D.C. residents east of the Anacostia River could soon find themselves under more pressure — at least when taking a shower.
For the first time in 71 years, DC Water will build a water tower. It will service customers east of the river, where water pressure historically has been much lower than in other parts of the city.
After more than 10 years of planning, the District’s water agency will move forward with a new storage tower on the St. Elizabeths campus in the Congress Heights neighborhood of Southeast. DC Water coordinated with nearly a dozen agencies for approvals or permits for the tower, the agency said.

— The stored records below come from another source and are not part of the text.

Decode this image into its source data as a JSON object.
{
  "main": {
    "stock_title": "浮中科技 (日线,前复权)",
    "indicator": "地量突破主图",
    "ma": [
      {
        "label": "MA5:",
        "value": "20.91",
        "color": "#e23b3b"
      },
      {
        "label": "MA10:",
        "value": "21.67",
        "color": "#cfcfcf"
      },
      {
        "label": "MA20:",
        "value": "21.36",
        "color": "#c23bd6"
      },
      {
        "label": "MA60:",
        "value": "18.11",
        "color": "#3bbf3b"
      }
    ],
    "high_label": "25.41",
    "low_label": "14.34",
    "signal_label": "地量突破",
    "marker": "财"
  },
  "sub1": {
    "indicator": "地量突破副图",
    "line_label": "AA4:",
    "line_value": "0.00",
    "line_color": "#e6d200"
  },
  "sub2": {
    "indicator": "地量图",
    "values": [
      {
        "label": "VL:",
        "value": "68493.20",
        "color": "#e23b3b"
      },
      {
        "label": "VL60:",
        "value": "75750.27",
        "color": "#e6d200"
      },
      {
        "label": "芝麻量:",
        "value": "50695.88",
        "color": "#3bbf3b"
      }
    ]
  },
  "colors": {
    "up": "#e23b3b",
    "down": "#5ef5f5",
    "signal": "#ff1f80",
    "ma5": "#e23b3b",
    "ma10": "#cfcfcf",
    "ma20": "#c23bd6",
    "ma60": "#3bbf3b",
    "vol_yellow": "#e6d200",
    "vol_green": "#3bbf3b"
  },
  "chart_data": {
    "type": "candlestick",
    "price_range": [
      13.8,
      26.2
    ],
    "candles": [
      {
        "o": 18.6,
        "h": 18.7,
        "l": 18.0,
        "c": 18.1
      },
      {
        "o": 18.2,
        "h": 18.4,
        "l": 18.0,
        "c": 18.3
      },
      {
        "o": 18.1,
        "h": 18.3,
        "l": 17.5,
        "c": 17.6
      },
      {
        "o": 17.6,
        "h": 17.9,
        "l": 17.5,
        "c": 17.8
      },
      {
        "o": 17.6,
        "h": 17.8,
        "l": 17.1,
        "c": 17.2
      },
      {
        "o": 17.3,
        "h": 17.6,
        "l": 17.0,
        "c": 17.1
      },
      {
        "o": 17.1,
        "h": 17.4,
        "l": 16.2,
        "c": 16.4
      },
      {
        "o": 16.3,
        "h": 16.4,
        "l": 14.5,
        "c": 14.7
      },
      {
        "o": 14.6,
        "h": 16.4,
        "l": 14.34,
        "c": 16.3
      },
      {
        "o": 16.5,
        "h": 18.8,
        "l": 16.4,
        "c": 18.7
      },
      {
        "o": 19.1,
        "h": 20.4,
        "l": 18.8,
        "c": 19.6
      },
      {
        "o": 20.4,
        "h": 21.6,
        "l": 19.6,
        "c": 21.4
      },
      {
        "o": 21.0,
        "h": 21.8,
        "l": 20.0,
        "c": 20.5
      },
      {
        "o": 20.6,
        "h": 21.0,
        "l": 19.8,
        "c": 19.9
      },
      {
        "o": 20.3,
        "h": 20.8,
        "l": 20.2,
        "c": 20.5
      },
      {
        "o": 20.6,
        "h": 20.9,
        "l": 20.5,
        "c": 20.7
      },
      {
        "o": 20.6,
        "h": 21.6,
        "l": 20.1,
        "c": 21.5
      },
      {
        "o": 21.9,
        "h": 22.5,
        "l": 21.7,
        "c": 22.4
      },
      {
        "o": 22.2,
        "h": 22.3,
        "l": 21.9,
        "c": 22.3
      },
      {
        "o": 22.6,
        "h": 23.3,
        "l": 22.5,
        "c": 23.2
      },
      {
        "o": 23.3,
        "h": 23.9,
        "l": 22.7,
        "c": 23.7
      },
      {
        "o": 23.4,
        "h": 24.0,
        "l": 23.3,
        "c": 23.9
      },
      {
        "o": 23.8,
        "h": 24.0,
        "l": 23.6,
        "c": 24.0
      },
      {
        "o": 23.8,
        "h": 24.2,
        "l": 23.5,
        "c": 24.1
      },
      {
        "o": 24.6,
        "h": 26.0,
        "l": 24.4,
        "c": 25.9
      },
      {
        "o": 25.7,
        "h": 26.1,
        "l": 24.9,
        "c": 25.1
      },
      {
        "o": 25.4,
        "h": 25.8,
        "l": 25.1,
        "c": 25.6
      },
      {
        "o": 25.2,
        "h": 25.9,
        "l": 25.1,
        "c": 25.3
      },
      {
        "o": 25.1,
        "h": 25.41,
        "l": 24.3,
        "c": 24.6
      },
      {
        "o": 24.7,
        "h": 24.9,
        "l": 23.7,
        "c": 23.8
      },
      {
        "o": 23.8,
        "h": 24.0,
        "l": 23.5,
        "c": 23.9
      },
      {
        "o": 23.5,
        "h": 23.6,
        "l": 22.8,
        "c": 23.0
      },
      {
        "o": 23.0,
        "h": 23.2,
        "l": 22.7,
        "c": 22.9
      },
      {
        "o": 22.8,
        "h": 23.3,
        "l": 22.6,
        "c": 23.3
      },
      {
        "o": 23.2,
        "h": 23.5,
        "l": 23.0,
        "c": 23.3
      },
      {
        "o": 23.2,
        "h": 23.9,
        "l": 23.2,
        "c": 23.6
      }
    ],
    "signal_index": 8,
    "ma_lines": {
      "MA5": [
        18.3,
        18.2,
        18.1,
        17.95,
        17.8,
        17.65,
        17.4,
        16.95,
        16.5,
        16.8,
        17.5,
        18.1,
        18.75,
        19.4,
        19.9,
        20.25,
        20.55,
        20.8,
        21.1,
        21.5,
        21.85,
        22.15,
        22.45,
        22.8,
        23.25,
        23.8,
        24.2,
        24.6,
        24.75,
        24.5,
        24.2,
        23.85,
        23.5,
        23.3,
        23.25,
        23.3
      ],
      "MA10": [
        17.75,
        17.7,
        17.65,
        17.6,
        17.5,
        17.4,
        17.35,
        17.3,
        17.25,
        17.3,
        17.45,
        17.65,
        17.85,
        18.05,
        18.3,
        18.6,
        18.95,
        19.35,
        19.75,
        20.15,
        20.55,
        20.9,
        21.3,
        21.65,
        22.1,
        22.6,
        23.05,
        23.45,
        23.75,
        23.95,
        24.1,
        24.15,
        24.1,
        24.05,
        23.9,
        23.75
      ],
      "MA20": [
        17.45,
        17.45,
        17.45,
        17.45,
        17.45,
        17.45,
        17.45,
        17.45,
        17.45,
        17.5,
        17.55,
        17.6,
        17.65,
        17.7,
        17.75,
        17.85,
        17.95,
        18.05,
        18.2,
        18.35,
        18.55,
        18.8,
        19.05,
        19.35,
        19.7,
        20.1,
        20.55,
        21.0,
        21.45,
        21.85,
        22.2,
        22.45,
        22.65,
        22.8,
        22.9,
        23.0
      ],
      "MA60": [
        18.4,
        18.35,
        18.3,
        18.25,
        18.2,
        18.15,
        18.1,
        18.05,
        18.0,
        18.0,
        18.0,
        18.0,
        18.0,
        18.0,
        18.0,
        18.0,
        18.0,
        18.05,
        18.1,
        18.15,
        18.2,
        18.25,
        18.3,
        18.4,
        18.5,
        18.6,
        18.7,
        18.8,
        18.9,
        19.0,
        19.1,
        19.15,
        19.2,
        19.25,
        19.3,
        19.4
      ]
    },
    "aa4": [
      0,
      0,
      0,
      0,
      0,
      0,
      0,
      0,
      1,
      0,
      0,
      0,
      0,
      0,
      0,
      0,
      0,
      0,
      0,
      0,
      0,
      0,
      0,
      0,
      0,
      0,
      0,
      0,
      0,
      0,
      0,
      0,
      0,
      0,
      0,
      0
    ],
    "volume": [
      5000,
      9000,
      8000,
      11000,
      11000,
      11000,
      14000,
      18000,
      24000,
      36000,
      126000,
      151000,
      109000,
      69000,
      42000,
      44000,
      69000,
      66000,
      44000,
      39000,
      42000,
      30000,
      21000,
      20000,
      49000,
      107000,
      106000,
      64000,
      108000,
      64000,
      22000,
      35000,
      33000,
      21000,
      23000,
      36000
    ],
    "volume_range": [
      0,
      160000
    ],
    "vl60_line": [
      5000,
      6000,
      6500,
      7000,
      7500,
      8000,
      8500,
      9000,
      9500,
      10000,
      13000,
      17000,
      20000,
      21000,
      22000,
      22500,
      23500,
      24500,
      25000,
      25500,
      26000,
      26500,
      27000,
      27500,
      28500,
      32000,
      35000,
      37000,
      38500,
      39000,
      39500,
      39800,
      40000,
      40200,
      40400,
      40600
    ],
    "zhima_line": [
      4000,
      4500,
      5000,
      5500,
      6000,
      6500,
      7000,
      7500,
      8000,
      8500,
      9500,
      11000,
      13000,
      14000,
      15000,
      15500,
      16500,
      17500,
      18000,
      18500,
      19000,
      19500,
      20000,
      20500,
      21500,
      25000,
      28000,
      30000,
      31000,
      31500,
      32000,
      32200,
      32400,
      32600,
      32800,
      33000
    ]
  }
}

The 170-foot-high tank will store 2 million gallons of water and cost about $14 million. Construction is slated to begin in coming weeks, and is scheduled for completion in 2018.
The fact that the city hasn’t erected a new water tower since 1945 isn’t abnormal, says Chuck Sweeney, DC Water’s director of distribution and conveyance systems. Currently, the District has three working elevated water tanks; the new one at St. Elizabeths will be the fourth.
“It wasn’t necessary over the last 71 years,” Mr. Sweeney said. “We had adequate storage for the city.”
The new tank is being realized because of the need for greater water pressure in Anacostia for residents and safety purposes, Mr. Sweeney said.
The tower is just one more step to equalize water pressure throughout the District. DC Water planned years ago to improve pressure with a new pumping station, water tower and transmission mains. The pumping station was built in 2008, but the tower was delayed by the permitting and approval process.
With all the elements now in place, a new “water service zone” will be created south of the Fort Stanton reservoir in Southeast. Currently, that reservoir services all customers east of the Anacostia.
The new water tower will relieve the Fort Stanton reservoir of some of that burden.
“The completion of this tower and water mains will bring the area much-needed water pressure and will improve fire protection and water pressure in homes, schools and businesses,” DC Water General Manager George S. Hawkins said. “This is important for the area east of the Anacostia River to support the families, agencies and businesses there.”
Pumping stations push water up into a tower, and gravity helps increase water pressure down through the pipes when taps are opened in the surrounding zone. The farther an open tap is from a tower, the lower the water pressure.
For every 2.31 feet of elevation, water pressure rises 1 pound per square inch (psi). The Fort Stanton reservoir has an overflow elevation of about 258 feet, and the tank at St. Elizabeths will have a 310-foot overflow elevation — a 52-foot difference. That means the new tower will increase water pressure by 22 psi for customers in the lower Anacostia, Mr. Sweeney said.
The new tower also will help public safety in the surrounding neighborhoods: The higher water volumes and flow rates are better for fighting fires. And in power outages, storage tanks can provide water without electricity by relying on gravity to empty them.